VILNIUS – Lithuanians' trust in NATO and the European Union has increased over the past year, as has their support for the EU's further enlargement, the latest Eurobarometer survey showed on Tuesday.
Sixty-four percent of Lithuanians tend to trust the EU, five percentage points more than a year ago. In the EU on average, the level of trust remained stable at 47 percent. Lithuania and Denmark have the lowest levels of distrust in the EU at 24 percent, according to the report.
GROWING TRUST IN NATO
Trust in NATO has increased in Lithuania and in most other EU countries over the year. Seventy percent of Lithuanian citizens tend to trust in the Alliance (eight percentage points more than a year ago), compared to the EU average of 50 percent (up by five points).
The highest levels of trust in NATO are in Denmark (86 percent), the Netherlands (76 percent) and Finland (75 percent). Trust in the organization is particularly low in Greece, Cyprus, Slovakia and the former East Germany, at 30 percent or less.
Finland, a NATO invitee country, also recorded the largest year-on-year change in trust in the Alliance, at 24 percentage points. Sweden, the other Nordic country invited to join NATO, registered a seven-point increase, and Latvia, Poland and France each saw trust in the organization grow by 11 points.
Estonia was the only country to record a major decline in trust in NATO over the year, at 22 points.
Trust in the United Nations grew by three points to 54 percent in Lithuania and remained unchanged at 48 percent in the EU on average.
IN FAVOR OF EU ENLARGEMENT
Seventy-three percent of Lithuanians said in the latest survey that they would support further enlargement of the EU to include other countries in the future, up from 68 percent a year ago. In the EU on average, the number increased by five points to 52 percent.
According to the report's authors, this is "the only statement for which there has been a clear increase in support over the past year".
"This increase is likely to be a consequence of the Russian invasion of Ukraine. Ukraine's possible membership of the European Union is gaining public support," they said.
Only Poland has the same percentage of EU enlargement supporters as Lithuania. The survey found somewhat lower support for the bloc's enlargement, at 71 percent, in Malta, Latvia and Spain.
The lowest numbers of EU enlargement supporters are in France (33 percent), Austria (37 percent) and Germany (40 percent). However, the countries recorded increases, at five, nine and eight points respectively, compared to 2022.
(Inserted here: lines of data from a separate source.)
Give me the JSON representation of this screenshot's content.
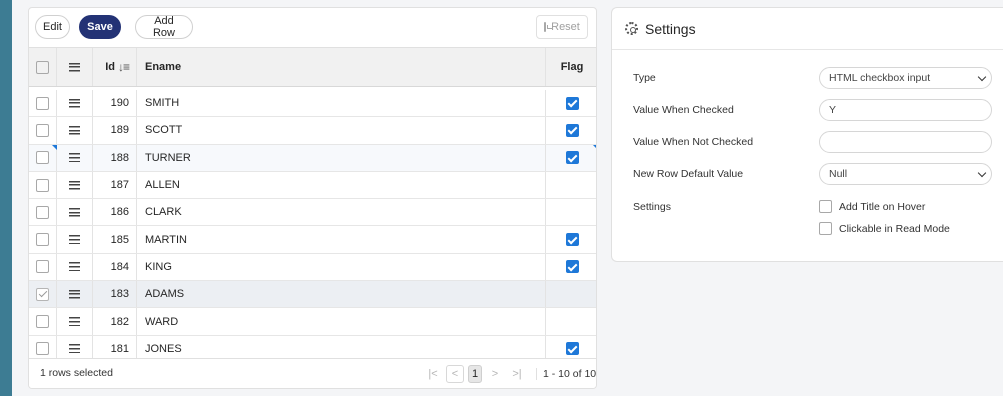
{
  "toolbar": {
    "edit_label": "Edit",
    "save_label": "Save",
    "add_row_label": "Add Row",
    "reset_label": "Reset"
  },
  "grid": {
    "columns": {
      "id": "Id",
      "ename": "Ename",
      "flag": "Flag"
    },
    "rows": [
      {
        "id": "190",
        "ename": "SMITH",
        "flag": true,
        "selected": false
      },
      {
        "id": "189",
        "ename": "SCOTT",
        "flag": true,
        "selected": false
      },
      {
        "id": "188",
        "ename": "TURNER",
        "flag": true,
        "selected": false
      },
      {
        "id": "187",
        "ename": "ALLEN",
        "flag": false,
        "selected": false
      },
      {
        "id": "186",
        "ename": "CLARK",
        "flag": false,
        "selected": false
      },
      {
        "id": "185",
        "ename": "MARTIN",
        "flag": true,
        "selected": false
      },
      {
        "id": "184",
        "ename": "KING",
        "flag": true,
        "selected": false
      },
      {
        "id": "183",
        "ename": "ADAMS",
        "flag": false,
        "selected": true
      },
      {
        "id": "182",
        "ename": "WARD",
        "flag": false,
        "selected": false
      },
      {
        "id": "181",
        "ename": "JONES",
        "flag": true,
        "selected": false
      }
    ],
    "footer": {
      "rows_selected": "1 rows selected",
      "current_page": "1",
      "range": "1 - 10 of 10"
    }
  },
  "settings": {
    "title": "Settings",
    "type_label": "Type",
    "type_value": "HTML checkbox input",
    "checked_label": "Value When Checked",
    "checked_value": "Y",
    "unchecked_label": "Value When Not Checked",
    "unchecked_value": "",
    "default_label": "New Row Default Value",
    "default_value": "Null",
    "settings_label": "Settings",
    "opt_title_hover": "Add Title on Hover",
    "opt_clickable": "Clickable in Read Mode"
  }
}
Fifty-six percent of Lithuanians have a positive image of the EU (up by seven points year-on-year), higher than the bloc's average of 45 percent (up by one point). While Ireland has the highest share of citizens with a positive image of the EU, at 74 percent, the Czech Republic and Slovakia have the lowest, at 32 percent each.
Eighteen percent of Lithuanians answered positively to the question of whether their country could better face the future outside the EU, down by three points year-on-year. EU-wide, the share of respondents who thought so edged down by one point to 27 percent.
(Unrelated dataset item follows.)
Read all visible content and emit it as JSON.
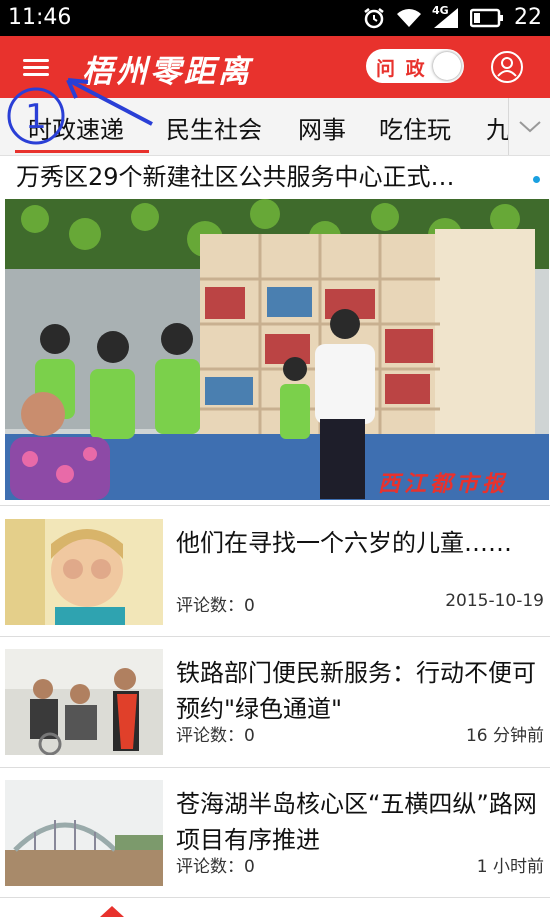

The survey shows strong support for a common EU defense and security policy both in Lithuania and in the bloc on average, at 86 percent and 77 percent, respectively.
However, the percentage of those who think so in Lithuania fell by three points year-on-year.
The share of Lithuanians in favor of a common foreign policy and a common energy policy also declined by three points to 80 percent and 78 percent, respectively.
The Eurobarometer survey was carried out in all EU countries between January and February. Some 1,003 citizens aged 15 and over were interviewed in Lithuania.